I agree that putting everything on hold to find a job is not the right way to go. This is a woman who can’t hold down a job. If she’s got a messy house, she’s got a messy head, and won’t be able to hold down another job. The house will get worse as both of them work, and when she’s back to jobless it’ll be the same problem all over again, with no skills learned and no routine set.

Most people who have dealt with their own mental issues know that it starts with small steps, working towards a regular “healthy human” routine. It’s a long row to hoe. But as you go through that stuff you end up getting better about life in general, and THEN you can join the rest of the humans out in human world.

But yes step 1 is always deciding for yourself that you want to do it. Good luck DC.

Unless you want to get rid of those things, please stop. You should not have to hurt yourself in order to make space for trash.

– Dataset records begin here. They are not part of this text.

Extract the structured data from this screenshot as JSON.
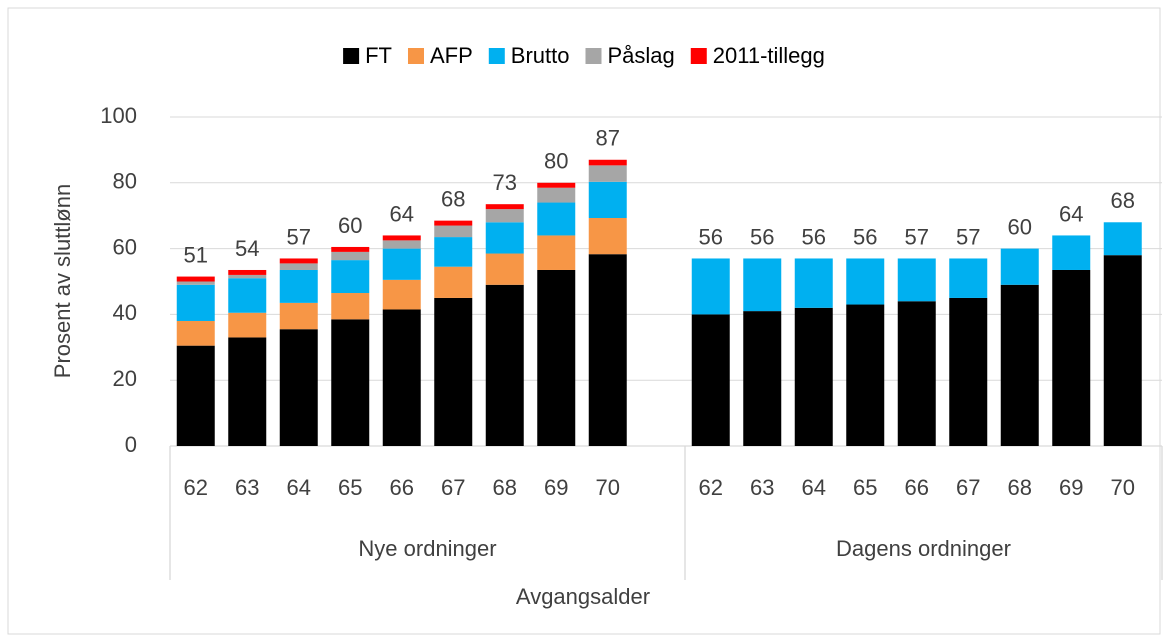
{
  "chart_data": {
    "type": "stacked_bar",
    "y_axis_label": "Prosent av sluttlønn",
    "x_axis_label": "Avgangsalder",
    "groups": [
      "Nye ordninger",
      "Dagens ordninger"
    ],
    "categories": [
      [
        "62",
        "63",
        "64",
        "65",
        "66",
        "67",
        "68",
        "69",
        "70"
      ],
      [
        "62",
        "63",
        "64",
        "65",
        "66",
        "67",
        "68",
        "69",
        "70"
      ]
    ],
    "series": [
      {
        "name": "FT",
        "color": "#000000",
        "values": [
          [
            30.5,
            33,
            35.5,
            38.5,
            41.5,
            45,
            49,
            53.5,
            58.3
          ],
          [
            40,
            41,
            42,
            43,
            44,
            45,
            49,
            53.5,
            58
          ]
        ]
      },
      {
        "name": "AFP",
        "color": "#f79646",
        "values": [
          [
            7.5,
            7.5,
            8,
            8,
            9,
            9.5,
            9.5,
            10.5,
            11
          ],
          [
            null,
            null,
            null,
            null,
            null,
            null,
            null,
            null,
            null
          ]
        ]
      },
      {
        "name": "Brutto",
        "color": "#00b0f0",
        "values": [
          [
            11,
            10.5,
            10,
            10,
            9.5,
            9,
            9.5,
            10,
            11
          ],
          [
            17,
            16,
            15,
            14,
            13,
            12,
            11,
            10.5,
            10
          ]
        ]
      },
      {
        "name": "Påslag",
        "color": "#a6a6a6",
        "values": [
          [
            1,
            1,
            2,
            2.5,
            2.5,
            3.5,
            4,
            4.5,
            5
          ],
          [
            null,
            null,
            null,
            null,
            null,
            null,
            null,
            null,
            null
          ]
        ]
      },
      {
        "name": "2011-tillegg",
        "color": "#ff0000",
        "values": [
          [
            1.5,
            1.5,
            1.5,
            1.5,
            1.5,
            1.5,
            1.5,
            1.5,
            1.7
          ],
          [
            null,
            null,
            null,
            null,
            null,
            null,
            null,
            null,
            null
          ]
        ]
      }
    ],
    "totals": [
      [
        51,
        54,
        57,
        60,
        64,
        68,
        73,
        80,
        87
      ],
      [
        56,
        56,
        56,
        56,
        57,
        57,
        60,
        64,
        68
      ]
    ],
    "ylim": [
      0,
      100
    ],
    "yticks": [
      0,
      20,
      40,
      60,
      80,
      100
    ],
    "grid": true,
    "legend": "top"
  }
}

I don’t know if this insight will help anyone, but I grew up poor with parents who were raised by depression parents. When I was a child NOTHING that might be useful was ever disposed of. At the time, that wasn’t so bad because we were, as mentioned, poor; sooner or later we had a use for everything. Now, 'lo these many years, I don’t need to save everything. It’s a very, very hard impulse to curb. I’m much improved but will always have to work on it. I really envy people who can avoid clutter.

ETA: I echo the recommendation to get a housecleaner if one can be afforded. I’d hire a full-time housekeeper if I could.

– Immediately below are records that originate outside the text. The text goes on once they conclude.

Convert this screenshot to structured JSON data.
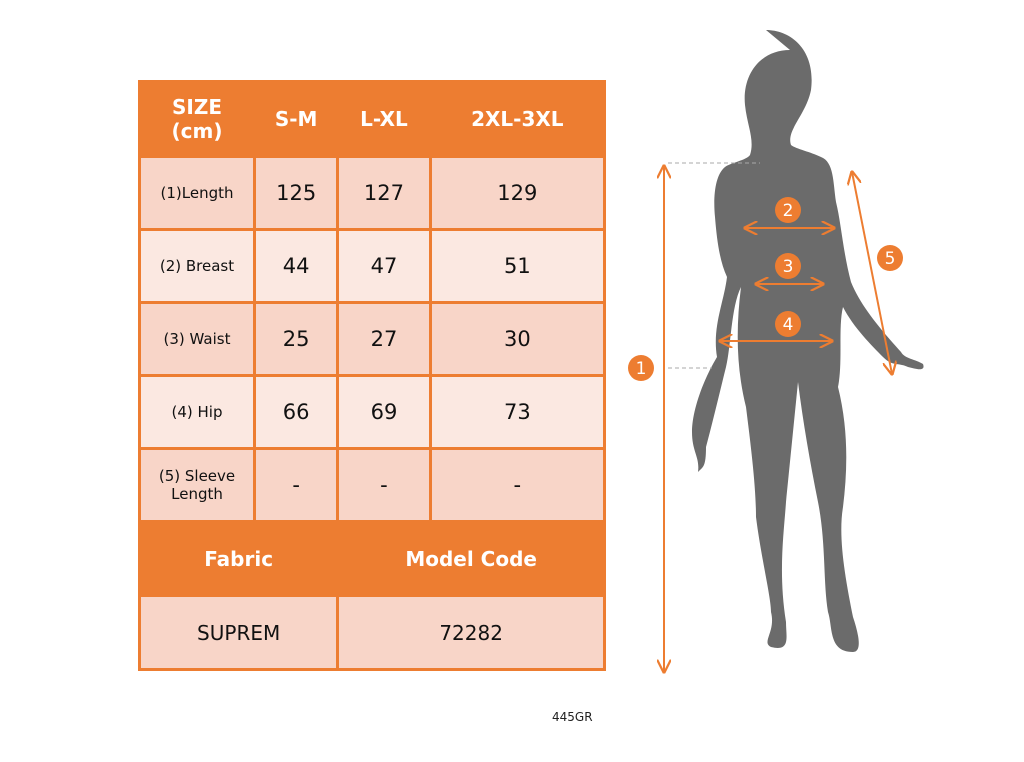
{
  "table": {
    "header": [
      "SIZE\n(cm)",
      "S-M",
      "L-XL",
      "2XL-3XL"
    ],
    "header_size": "SIZE",
    "header_unit": "(cm)",
    "sizes": [
      "S-M",
      "L-XL",
      "2XL-3XL"
    ],
    "rows": [
      {
        "label": "(1)Length",
        "values": [
          "125",
          "127",
          "129"
        ]
      },
      {
        "label": "(2) Breast",
        "values": [
          "44",
          "47",
          "51"
        ]
      },
      {
        "label": "(3) Waist",
        "values": [
          "25",
          "27",
          "30"
        ]
      },
      {
        "label": "(4) Hip",
        "values": [
          "66",
          "69",
          "73"
        ]
      },
      {
        "label": "(5) Sleeve Length",
        "values": [
          "-",
          "-",
          "-"
        ]
      }
    ],
    "fabric_label": "Fabric",
    "model_code_label": "Model Code",
    "fabric": "SUPREM",
    "model_code": "72282"
  },
  "product_code": "445GR",
  "figure": {
    "markers": [
      "1",
      "2",
      "3",
      "4",
      "5"
    ]
  },
  "colors": {
    "accent": "#ED7D31",
    "cell_dark": "#F8D5C8",
    "cell_light": "#FBE8E1",
    "silhouette": "#6B6B6B"
  }
}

You’re on a precipice here. The contempt expressed in your OP is toxic and hard to come back from. If you want to save the marriage, work hard at fighting that back. If you aren’t able or willing to let it go, then let her go. I have lots of sympathy for how you’re feeling, but it’s unsustainable.

My grandmothers both kept everything, but they had a place for everything. My maternal grandmother had labeled boxes for Bobby pins that had lost their tips (too sharp to use in your hair, but useful for cleaning out cracks) and pen tops without pens. Both had a used twist tie box, a cleaned ton foil drawer, and grew plants in coffee cans.

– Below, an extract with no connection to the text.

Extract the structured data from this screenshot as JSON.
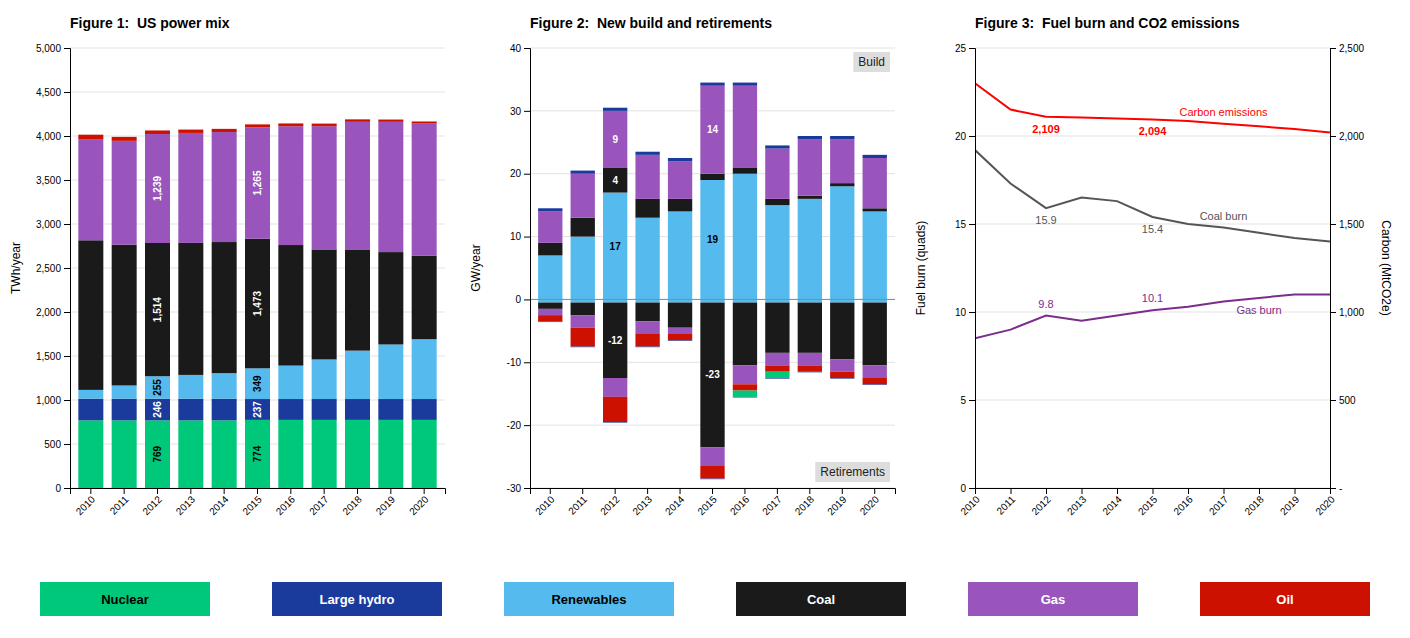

Neither lived in a nest, with strata of trash and lost items. Hoarder behavior is complicated, but there’s a lot more to it than just being unwilling to throw things away. It seems to me to be more about being unable to decide where things go and to make a place for everything. My husband does have hoarder tendencies, and he just freezes.

Does she have family and friends who could talk to her about her behavior? Hearing from more than one person that she has a problem might help.